I nearly bought some HGR25 rails for this but decided I better wait and make sure. I'm glad I did because I had to upgrade to HGR30 and a wide carriage to be able to bolt things together.
So the pin that attaches the crank to the flywheel is 20mm diameter and is secured by a 16mm bolt. I think I need to rework this a bit but its a start. The cap needed a bit of a scallop out of it to gain clearance for a couple of pin positions at the short end of the throw. The larger flywheel is keyed to the shaft and the cap is secured to the M10 bolt in the centre of the shaft and the 4 bolts are there to stop the flywheel from sliding backwards. The throw is determined by which hole the pin is mounted to (there are a lot of holes to tap!)
The bearing is a simple deep groove thrust bearing 20mm ID and 40mm OD. It cost all of $12 and is good for about 2300 kg of thrust which should be enough!. Its not shown in the render but I've added a grease nipple to the bottom face of the crank.
And the part I'm not looking forward to is sorting out the 16mm wide keyway. I thought this would be easy but I found my broaches only go up to a 30mm shaft and 10mm wide keyway. I think we will try to get the keyway cut in with the laser cutter and file it to size unless someone has an idea. I did ask a guy at the machine shop next door. They do some pretty big stuff for cranes and even he baulked at a 16mm keyway!
So the minimum movement will be around 75mm and the maximum about 400mm and the throw can be selected in 12.5mm increments. I think will fit in my lathe if I remove the bed.
Sorry about the model being upside down but the linear rail will be fixed to a cross member that slides up and down on two 30mm uprights. I will use 30mm linear bearings for this slider. In the centre of this cross member there will be a 30mm post that slides up through a linear bearing fixed higher up.
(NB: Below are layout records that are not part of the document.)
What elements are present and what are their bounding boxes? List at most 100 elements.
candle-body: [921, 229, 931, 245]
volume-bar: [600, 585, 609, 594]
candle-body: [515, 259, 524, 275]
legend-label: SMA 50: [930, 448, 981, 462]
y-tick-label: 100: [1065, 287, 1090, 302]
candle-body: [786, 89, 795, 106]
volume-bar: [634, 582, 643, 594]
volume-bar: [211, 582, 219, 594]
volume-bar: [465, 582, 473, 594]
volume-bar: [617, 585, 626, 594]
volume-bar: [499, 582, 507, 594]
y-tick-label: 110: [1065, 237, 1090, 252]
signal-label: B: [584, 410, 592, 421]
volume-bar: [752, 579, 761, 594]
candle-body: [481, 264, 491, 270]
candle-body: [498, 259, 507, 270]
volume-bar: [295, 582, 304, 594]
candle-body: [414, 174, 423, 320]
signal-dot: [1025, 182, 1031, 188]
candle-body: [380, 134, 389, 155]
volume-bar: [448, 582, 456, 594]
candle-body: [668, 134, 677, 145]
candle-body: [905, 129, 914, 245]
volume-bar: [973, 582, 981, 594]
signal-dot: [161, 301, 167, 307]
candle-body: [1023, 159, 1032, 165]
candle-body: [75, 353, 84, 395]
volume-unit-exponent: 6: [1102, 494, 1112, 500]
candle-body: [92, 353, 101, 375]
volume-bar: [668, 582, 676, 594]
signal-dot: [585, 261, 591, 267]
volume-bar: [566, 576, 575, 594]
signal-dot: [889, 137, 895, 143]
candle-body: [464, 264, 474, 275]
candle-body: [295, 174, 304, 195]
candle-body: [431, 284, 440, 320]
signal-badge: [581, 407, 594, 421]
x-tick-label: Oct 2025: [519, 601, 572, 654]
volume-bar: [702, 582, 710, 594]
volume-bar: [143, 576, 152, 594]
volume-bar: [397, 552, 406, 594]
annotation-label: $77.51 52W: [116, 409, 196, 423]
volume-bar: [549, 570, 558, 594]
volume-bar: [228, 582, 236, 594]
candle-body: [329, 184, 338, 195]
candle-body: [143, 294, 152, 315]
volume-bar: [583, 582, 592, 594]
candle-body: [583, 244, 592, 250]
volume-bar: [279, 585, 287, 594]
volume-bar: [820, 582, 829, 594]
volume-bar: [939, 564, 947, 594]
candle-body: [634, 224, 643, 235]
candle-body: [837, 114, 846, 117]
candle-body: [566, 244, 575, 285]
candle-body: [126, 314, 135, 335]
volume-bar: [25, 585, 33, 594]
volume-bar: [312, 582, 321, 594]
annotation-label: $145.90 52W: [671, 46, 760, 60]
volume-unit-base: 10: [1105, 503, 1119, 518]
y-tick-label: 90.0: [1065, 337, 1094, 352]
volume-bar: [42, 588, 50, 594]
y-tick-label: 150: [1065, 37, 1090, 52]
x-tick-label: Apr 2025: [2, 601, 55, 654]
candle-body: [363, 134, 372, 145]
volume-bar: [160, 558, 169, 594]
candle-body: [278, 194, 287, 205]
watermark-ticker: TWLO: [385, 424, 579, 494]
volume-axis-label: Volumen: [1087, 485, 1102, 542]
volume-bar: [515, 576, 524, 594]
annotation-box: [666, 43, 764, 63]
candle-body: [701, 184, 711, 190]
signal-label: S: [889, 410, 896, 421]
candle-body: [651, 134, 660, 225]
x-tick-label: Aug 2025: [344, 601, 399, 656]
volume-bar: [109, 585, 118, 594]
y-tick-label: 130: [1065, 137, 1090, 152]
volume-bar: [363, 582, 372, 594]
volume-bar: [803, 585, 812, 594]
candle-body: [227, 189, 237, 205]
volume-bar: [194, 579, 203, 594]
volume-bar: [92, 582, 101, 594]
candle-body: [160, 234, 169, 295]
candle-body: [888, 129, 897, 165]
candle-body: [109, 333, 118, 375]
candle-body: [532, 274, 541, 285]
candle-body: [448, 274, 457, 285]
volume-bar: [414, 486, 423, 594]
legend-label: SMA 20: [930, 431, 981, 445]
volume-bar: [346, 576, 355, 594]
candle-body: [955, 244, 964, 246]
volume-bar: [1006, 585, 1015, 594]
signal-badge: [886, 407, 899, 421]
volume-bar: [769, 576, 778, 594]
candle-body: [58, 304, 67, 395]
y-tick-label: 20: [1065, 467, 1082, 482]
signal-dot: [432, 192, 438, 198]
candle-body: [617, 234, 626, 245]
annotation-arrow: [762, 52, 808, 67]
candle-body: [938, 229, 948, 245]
The advantage of the scotch yoke design is that the motion becomes perfectly sinusoidal which is not the case if a crank is used.
I'm pretty happy that the bulk of the thinking is done and we've made a significant start on the design so it will all come together.
I bought 2 load cells. one with 1 tonne capacity and the other 2.5 tonnes. I'm not sure what I will use yet. The 2.5 t one looks like it uses a M20 bolt, the smaller one uses a M12.
The Din Rail module will output a 0-5 volt signal which I plan to read with a THCAD-5
tommylight wrote: It looks like you will be changing the amplitude by moving the pin on the flywheel, so that would mean having a set amplitude to test, if i remember correctly from servicing some car checking equipment they have a changing amplitude, they start low and gradually raise the amplitude then it lowers again while the frequency is changed at the same time. Just a thought, since you are much more experienced in this field, i will now shut up.
In all honesty, tommy I know nothing about this subject. But yes you are right, changing the location of the lower crank pin will allow the travel (Amplitude) to vary from about 75mm to 400m. I see some use a shaft encoder to monitor position but I had in mind to use a linear scale for the encoder and that should resolve to an exact position. Hopefully, the machine can learn the travel without needing to change a setting every time you change the diameter of the crank (which is what you would have to do if you were using a rotary shaft encoder).